You've probably noticed, as I have, that there are a lot of posts here that OUGHT to be jokes, but aren't...
I really wanted to go look at some other threads, but I'll try to address your criticisms by trying, at least, to explain what this phenomenon IS. That might help in the discussion, since no one has yet done so.
This may take a while.
First, then: words may be found "encoded" in the Torah--or, as you say, in ANY book--by programming a computer to search for the letters in the words that appear in sequence at equidistant intervals. The word "Joshua", for instance, might appear at a 7-letter interval: "J", then six letters, then "O", then six letters, then "S", and so on (I know, Hebrew has no vowels; this is an example). Now, clearly, this means nothing. Since the computer can easily find words at intervals of thousands of letters, one can obviously find literally any word in any book; the shorter the word, or the longer the book, the more instances of the word's appearance can and will be found. Big deal. If this were all there was to the phenomenon, it would not rate a filler paragraph on the back pages, but some apparently believe that this is the case.
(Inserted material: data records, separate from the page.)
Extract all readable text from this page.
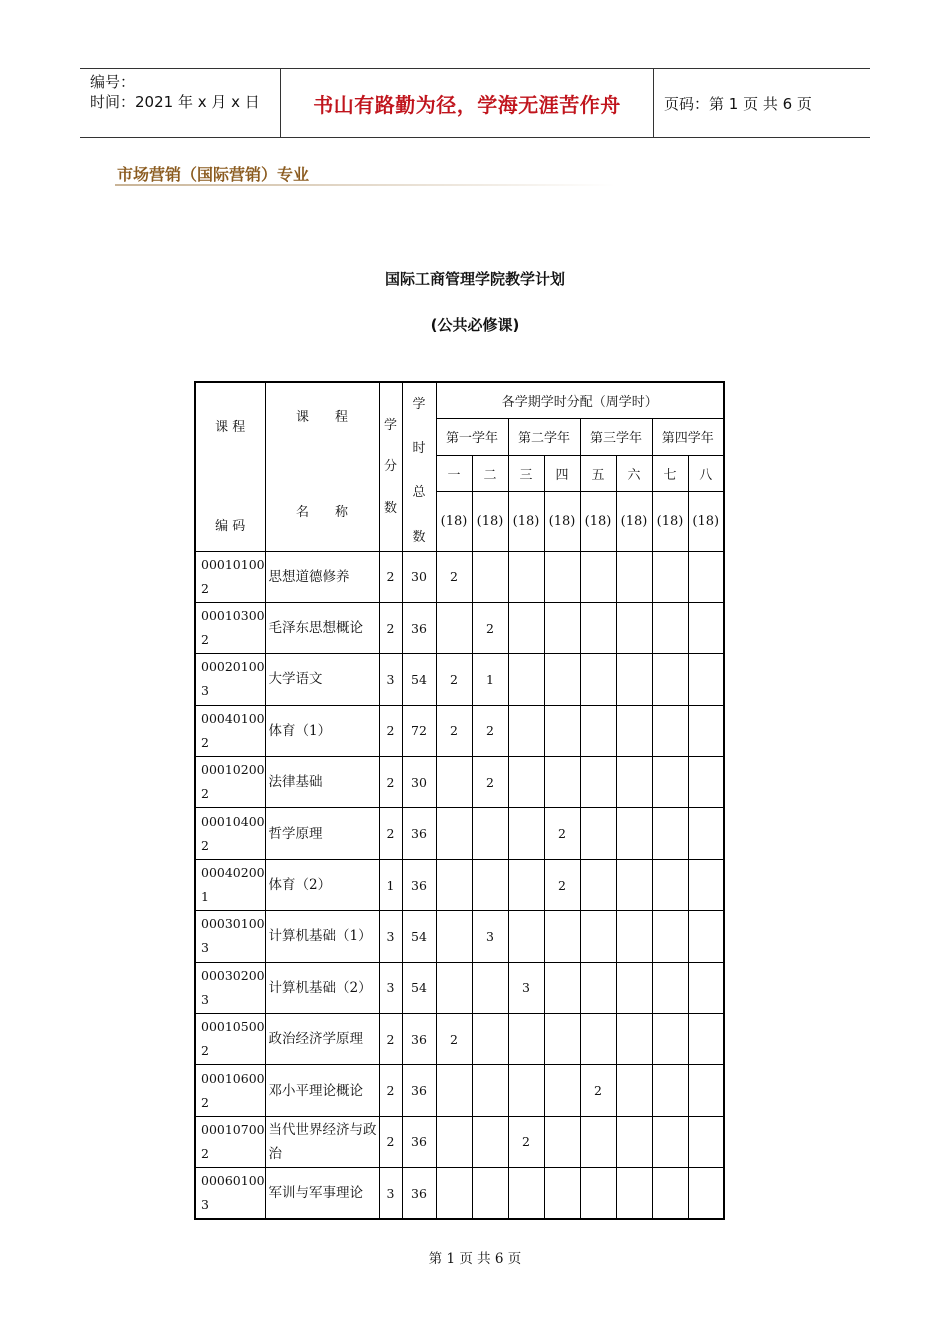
编号：
时间：2021 年 x 月 x 日	书山有路勤为径，学海无涯苦作舟	页码：第 1 页 共 6 页
市场营销（国际营销）专业
国际工商管理学院教学计划
(公共必修课)
课 程
编 码	课　　程
名　　称	学
分
数	学
时
总
数	各学期学时分配（周学时）							
				第一学年		第二学年		第三学年		第四学年	
				一	二	三	四	五	六	七	八
				(18)	(18)	(18)	(18)	(18)	(18)	(18)	(18)

00010100
2	思想道德修养	2	30	2							

00010300
2	毛泽东思想概论	2	36		2						

00020100
3	大学语文	3	54	2	1						

00040100
2	体育（1）	2	72	2	2						

00010200
2	法律基础	2	30		2						

00010400
2	哲学原理	2	36				2				

00040200
1	体育（2）	1	36				2				

00030100
3	计算机基础（1）	3	54		3						

00030200
3	计算机基础（2）	3	54			3					

00010500
2	政治经济学原理	2	36	2							

00010600
2	邓小平理论概论	2	36					2			

00010700
2	当代世界经济与政治	2	36			2					

00060100
3	军训与军事理论	3	36								
第 1 页 共 6 页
The phenomenon of the codes, and its statistical improbability, is in this: Say we find a word--in the initial experiment, the name of a medieval rabbi--encoded in the text in this manner. Not difficult; Jewish names tend to repeat, just as English names do (how many "Roberts" do you know?). The name has to appear SOMEWHERE, and is in fact quite certain to appear in MANY places. But now we focus on the place where the name appears at its SHORTEST interval, obviously a much smaller portion of the text. Again, that means nothing--it has to happen somewhere.
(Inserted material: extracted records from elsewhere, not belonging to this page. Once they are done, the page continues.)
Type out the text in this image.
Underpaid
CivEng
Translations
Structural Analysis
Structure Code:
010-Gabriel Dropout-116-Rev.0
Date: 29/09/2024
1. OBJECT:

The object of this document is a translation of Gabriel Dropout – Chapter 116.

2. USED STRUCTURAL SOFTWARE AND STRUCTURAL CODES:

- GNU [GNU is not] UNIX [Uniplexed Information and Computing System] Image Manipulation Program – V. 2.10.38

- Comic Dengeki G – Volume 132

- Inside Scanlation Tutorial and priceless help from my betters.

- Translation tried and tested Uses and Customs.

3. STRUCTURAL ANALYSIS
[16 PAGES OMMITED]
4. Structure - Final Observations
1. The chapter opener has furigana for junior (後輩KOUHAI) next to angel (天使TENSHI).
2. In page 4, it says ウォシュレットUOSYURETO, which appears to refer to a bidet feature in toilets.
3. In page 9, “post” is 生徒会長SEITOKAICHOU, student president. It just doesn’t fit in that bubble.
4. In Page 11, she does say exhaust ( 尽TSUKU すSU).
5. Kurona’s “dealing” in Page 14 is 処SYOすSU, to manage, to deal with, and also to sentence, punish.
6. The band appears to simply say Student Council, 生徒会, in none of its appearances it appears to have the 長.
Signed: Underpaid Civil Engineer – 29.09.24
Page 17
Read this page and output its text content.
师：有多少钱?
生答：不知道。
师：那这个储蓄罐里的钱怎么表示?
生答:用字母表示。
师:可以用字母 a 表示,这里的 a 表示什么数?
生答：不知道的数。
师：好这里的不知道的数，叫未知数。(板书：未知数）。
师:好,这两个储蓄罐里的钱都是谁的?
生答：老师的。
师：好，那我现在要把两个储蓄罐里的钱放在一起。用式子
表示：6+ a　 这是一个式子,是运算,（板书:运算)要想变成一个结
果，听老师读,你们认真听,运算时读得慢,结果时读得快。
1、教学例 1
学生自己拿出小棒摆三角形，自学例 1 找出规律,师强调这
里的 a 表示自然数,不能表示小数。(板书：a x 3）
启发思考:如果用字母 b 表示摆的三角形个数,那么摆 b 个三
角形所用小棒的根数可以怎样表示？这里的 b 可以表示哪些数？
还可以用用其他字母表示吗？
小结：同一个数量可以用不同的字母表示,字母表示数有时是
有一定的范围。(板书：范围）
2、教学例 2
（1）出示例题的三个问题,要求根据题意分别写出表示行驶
But now we search for a related word or phrase--again, in the initial experiment, the date of that rabbi's birth or death, whichever is known; and we find that that information appears, again at its SHORTEST interval, IN THE SAME PLACE. To make the improbability of that clear, imagine the whole Torah spread out on a football field, and the place where both words appear at their shortest intervals is the size of a paperback book. That should strike anyone as rather unlikely; still, though, it might be a mere coincidence, and one such example still proves nothing.
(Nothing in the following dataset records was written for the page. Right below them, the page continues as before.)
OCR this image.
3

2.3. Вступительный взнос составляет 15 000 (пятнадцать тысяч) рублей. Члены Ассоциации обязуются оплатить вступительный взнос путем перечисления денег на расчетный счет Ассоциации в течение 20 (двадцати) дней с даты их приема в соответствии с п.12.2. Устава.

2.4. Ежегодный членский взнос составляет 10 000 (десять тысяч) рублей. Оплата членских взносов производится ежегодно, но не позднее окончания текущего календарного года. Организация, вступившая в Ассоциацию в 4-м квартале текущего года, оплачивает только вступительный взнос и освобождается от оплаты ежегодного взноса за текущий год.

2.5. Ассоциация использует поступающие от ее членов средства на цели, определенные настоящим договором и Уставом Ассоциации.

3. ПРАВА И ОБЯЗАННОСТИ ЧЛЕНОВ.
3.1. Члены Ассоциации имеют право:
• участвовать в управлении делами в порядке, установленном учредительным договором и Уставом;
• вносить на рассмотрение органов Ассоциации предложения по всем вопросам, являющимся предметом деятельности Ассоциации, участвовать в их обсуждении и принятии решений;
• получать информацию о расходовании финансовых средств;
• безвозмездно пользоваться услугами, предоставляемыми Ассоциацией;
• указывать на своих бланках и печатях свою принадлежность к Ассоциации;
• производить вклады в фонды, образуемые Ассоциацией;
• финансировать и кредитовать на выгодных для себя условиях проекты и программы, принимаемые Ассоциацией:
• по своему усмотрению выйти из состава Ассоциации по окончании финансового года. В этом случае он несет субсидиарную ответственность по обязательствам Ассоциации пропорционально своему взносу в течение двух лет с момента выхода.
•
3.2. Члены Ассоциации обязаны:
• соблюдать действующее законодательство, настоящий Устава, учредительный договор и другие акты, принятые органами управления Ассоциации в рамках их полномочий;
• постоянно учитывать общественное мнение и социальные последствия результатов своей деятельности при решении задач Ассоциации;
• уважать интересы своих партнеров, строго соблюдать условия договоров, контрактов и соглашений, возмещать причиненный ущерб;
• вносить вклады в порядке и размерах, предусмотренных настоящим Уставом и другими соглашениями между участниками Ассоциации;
The problem, for those who wish to dismiss the codes as meaningless or trivial, is that this strange coincidence appeared over and over with a rather long list of rabbis and their dates which were chosen by an arbitrary standard before the searches began.
These results were so shocking that the journal, Statistical Science, insisted that the experiment be repeated, this time with an entirely different list using another arbitrary standard--one chosen by reviewers at the journal and not by the scientists involved. The results were the same.
[Edited to add: I do not claim that these extreme outcomes occurred with every rabbi on either list; they did not. But the degree of correlation was extremely high, with a probability calculated at p < 0.000016. When precisely similar experiments were conducted with exactly the same data sets on the book of Isaiah and a Hebrew translation of "War and Peace", no such correlations were found.]
The standard was, for the record, the amount of space devoted to the rabbis' biographies in the Encyclopedia of Great Men in Israel, a standard work [for clarity, "Israel" here refers to the Jewish people and not to the nation-state]. The first sample included rabbis with at least three columns of text; the second, those with between 1.5 columns and three. There is, therefore, no question of the researchers using carefully selected data to ensure positive results; the standard was totally arbitrary and determined beforehand.
Similar experiments with other texts--significantly, including other books of the Bible--have yielded no such consistency of results.
Perhaps, in the Moby Dick experiment, a similar encoded pair or two were found, after searching dozens of possibilities; that would not, as we have seen, be particularly surprising. But I know of no experiment with any other text that either used these arbitrary standards or that has produced such a long list of positive results or with an equally low predicted probability..
I hope this has clarified things a bit.